On a presque parcouru une semaine dans le troisième mois de grossesse. C’est foufou. Par précaution plutôt que par nécessité, Madame Pimpin (terrorisée par quelques photos vues sur internet montrant des femmes enceintes de jumeaux énormes, distendues et bousillées du ventre) a commencé à s’oindre l’abdomen d’huile d’amande douce. Ce n’est peut-être pas le produit le plus efficace mais c’est celui qu’elle avait dans son placard, et il était juste hors de question d’acheter quelque chose pour la grossesse avant la fin du mois de mars. J’aime autant te dire qu’elle se sent bien conne à se masser le non-ventre, le soir venu. Mais bon, hein, ça reste bon pour la peau grossesse ou non. Les nausées sont toujours bien présentes au quotidien, les seins douloureux par intermittence. La nouveauté de la semaine c’est que l’utérus commence à faire la gueule et ça fait un peu mal. Alors la douleur, c’est pas grave. La douleur on connait et on gère, la douleur du corps quand c’est pour la bonne cause n’est rien du tout en comparaison avec la douleur de l’attente. Mais le truc, c’est que ce n’est pas spécialement rassurant de sentir des crampes dans son utérus à longueur de journée. Ceci étant il semble que ce soit normal, alors admettons.

Toi.

La semaine qui s’est écoulée, après les urgences, n’a pas été des plus sereines et Madame Pimpin tenait à te présenter ses excuses pour n’avoir pas répondu à tes commentaires sur son dernier article, elle n’a jamais trouvé l’énergie. Mais elle se doit tout de même de dire que ces commentaires là, ils lui ont mis beaucoup de baume au cœur. Et que même si elle n’ouvre pas souvent WordPress ces derniers temps, elle suit tes aventures avec attention.

Reiki #4.

Jeudi c’était Reiki. Je te le dis tout de suite, il s’est passé un truc étrange pendant cette séance de Reiki.

  • La papote préalable.

Madame Pimpin ressitue l’avancement des choses et commence par un lapsus : on a fait une IAC le 13, IAC qui a fonctionné… Euh pardon, je veux dire l’acte médical a bien fonctionné on a pas eu encore le résultat. Bon ça a bien fonctionné mais c’était très douloureux blablabla… Sors tes rames Madame Pimpin…
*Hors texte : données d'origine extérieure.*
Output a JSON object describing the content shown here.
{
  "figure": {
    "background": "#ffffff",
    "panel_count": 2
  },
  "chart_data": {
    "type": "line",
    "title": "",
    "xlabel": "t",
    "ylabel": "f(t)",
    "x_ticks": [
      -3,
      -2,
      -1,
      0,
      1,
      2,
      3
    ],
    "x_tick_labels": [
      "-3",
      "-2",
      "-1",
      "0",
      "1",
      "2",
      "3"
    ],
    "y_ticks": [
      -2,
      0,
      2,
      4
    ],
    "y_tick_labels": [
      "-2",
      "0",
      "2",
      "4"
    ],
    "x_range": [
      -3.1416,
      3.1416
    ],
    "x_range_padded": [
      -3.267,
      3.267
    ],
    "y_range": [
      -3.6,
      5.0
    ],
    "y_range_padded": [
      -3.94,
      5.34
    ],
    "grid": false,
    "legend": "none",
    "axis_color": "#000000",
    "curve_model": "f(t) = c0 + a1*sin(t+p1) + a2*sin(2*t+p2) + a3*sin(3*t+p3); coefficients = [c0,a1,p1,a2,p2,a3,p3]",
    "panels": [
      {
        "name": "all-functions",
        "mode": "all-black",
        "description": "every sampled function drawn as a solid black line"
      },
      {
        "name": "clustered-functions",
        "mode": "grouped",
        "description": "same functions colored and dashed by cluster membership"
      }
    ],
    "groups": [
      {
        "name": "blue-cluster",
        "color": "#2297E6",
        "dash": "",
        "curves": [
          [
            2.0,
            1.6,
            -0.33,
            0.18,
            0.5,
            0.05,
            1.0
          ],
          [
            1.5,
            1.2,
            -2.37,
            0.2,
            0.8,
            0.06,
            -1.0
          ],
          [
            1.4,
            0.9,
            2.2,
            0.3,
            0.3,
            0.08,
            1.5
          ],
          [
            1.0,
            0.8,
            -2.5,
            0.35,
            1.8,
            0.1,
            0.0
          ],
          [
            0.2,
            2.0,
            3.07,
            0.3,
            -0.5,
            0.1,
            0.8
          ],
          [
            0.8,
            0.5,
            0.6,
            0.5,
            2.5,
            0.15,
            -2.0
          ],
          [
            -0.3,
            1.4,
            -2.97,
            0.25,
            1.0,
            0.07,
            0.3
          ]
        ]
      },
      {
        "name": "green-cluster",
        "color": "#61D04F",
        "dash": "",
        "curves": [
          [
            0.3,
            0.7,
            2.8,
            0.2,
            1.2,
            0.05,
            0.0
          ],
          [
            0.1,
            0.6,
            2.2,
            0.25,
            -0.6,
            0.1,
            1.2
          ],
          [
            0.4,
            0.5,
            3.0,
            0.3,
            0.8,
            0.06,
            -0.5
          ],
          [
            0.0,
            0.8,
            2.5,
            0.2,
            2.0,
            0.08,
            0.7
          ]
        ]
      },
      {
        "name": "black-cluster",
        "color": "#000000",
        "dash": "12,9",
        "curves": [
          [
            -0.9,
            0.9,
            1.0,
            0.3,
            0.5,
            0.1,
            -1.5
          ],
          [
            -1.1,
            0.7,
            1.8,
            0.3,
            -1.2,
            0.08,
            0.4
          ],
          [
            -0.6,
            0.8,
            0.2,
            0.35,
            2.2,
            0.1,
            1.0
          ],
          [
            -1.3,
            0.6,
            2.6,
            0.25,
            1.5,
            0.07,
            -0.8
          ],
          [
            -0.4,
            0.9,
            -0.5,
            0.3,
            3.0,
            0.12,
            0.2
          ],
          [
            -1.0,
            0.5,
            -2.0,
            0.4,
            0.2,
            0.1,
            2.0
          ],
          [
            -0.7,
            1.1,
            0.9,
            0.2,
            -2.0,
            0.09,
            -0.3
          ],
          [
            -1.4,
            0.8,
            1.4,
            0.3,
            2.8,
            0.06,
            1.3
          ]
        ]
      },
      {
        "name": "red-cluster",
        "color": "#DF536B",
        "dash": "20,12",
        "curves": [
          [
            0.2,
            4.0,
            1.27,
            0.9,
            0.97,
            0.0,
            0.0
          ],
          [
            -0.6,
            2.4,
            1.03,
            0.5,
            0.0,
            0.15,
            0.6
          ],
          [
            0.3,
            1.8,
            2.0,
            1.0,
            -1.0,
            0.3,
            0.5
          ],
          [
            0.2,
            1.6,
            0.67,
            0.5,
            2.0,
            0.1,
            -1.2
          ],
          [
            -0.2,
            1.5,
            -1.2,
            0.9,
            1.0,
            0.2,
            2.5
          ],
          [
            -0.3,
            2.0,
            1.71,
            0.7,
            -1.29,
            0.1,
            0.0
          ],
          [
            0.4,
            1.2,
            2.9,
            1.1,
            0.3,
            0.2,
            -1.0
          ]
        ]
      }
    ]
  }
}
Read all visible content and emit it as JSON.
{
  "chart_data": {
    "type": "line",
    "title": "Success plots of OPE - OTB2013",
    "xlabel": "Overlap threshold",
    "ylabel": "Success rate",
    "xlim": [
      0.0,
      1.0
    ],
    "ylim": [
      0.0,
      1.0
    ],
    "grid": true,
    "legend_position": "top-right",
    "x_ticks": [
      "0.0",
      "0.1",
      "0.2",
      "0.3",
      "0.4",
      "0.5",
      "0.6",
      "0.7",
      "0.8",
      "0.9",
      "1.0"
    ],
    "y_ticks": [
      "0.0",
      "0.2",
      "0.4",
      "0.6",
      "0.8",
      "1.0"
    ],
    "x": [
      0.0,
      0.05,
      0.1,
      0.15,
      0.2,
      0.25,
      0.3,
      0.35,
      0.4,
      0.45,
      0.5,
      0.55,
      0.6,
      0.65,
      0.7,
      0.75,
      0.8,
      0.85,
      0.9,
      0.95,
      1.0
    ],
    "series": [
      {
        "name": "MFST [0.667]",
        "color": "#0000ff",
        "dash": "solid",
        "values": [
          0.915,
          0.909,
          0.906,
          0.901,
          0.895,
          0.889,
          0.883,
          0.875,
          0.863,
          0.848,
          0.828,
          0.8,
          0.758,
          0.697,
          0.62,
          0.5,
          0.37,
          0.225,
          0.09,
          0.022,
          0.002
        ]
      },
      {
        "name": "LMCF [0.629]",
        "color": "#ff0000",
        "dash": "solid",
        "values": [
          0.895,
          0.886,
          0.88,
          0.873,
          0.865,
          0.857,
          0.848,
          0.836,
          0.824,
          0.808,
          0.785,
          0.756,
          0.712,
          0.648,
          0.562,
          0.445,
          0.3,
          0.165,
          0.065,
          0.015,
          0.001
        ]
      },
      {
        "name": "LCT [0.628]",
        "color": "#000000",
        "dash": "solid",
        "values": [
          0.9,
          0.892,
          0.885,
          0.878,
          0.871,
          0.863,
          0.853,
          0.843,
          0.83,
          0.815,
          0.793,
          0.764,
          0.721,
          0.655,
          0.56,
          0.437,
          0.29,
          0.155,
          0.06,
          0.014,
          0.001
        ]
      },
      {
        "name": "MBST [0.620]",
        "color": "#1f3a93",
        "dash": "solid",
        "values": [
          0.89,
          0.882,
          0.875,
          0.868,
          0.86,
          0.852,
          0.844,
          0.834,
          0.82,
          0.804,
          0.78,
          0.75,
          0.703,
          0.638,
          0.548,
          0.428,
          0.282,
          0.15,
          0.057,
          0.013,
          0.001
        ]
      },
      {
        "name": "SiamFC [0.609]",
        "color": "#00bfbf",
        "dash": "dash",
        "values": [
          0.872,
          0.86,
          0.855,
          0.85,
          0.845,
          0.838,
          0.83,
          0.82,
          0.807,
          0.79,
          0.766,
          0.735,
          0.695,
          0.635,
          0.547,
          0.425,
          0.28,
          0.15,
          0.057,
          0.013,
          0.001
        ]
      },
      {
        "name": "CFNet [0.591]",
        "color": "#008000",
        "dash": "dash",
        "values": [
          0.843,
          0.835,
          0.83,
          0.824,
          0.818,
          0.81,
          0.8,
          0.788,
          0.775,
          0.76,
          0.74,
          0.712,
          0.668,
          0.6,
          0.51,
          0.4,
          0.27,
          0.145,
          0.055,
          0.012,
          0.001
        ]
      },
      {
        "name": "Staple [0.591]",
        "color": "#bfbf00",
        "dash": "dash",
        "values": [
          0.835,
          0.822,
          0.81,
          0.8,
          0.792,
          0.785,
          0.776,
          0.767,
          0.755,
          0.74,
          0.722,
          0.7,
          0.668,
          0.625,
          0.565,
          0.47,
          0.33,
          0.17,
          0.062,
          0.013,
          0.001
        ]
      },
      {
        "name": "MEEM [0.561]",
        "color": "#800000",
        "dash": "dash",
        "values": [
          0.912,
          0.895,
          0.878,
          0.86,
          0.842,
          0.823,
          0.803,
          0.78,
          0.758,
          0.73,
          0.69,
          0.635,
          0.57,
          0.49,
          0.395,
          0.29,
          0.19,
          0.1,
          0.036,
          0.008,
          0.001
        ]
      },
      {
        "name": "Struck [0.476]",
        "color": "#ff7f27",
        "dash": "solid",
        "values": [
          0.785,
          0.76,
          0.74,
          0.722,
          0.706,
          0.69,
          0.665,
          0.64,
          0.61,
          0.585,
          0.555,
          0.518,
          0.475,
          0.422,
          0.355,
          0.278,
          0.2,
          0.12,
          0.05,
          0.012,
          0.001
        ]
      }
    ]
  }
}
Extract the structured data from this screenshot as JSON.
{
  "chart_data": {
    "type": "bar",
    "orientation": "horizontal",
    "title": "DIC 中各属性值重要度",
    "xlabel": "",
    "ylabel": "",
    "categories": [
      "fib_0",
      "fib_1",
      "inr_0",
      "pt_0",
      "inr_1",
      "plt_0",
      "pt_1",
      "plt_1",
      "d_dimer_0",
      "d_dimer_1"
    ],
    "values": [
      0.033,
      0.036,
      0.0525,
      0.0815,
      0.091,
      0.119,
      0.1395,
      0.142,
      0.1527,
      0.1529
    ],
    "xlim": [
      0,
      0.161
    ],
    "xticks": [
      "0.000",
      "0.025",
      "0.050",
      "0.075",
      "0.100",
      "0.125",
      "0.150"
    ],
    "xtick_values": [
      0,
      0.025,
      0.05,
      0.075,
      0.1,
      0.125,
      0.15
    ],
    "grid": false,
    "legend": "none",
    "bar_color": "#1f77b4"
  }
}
Madame Pimpin raconte le rêve où elle délaissait son bébé pour mieux profiter du concert auquel el assistait. Le Maître Reiki lui demande son interprétation. Madame Pimpin y voit :

–          La peur d’être une mauvaise mère, cultivée par cette attente qui dure si longtemps et laisse le champ libre à bien des interrogations. Le Maître Reiki lui répond qu’il n’y a pas de mères parfaites, qu’il ne faut pas cristalliser sur cette notion de perfection. Que les enfants rois à qui l’on cède tout ne font pas de meilleures personnes, qu’il ne faut pas tout faire pour son enfant. Juste faire ce que l’on peut.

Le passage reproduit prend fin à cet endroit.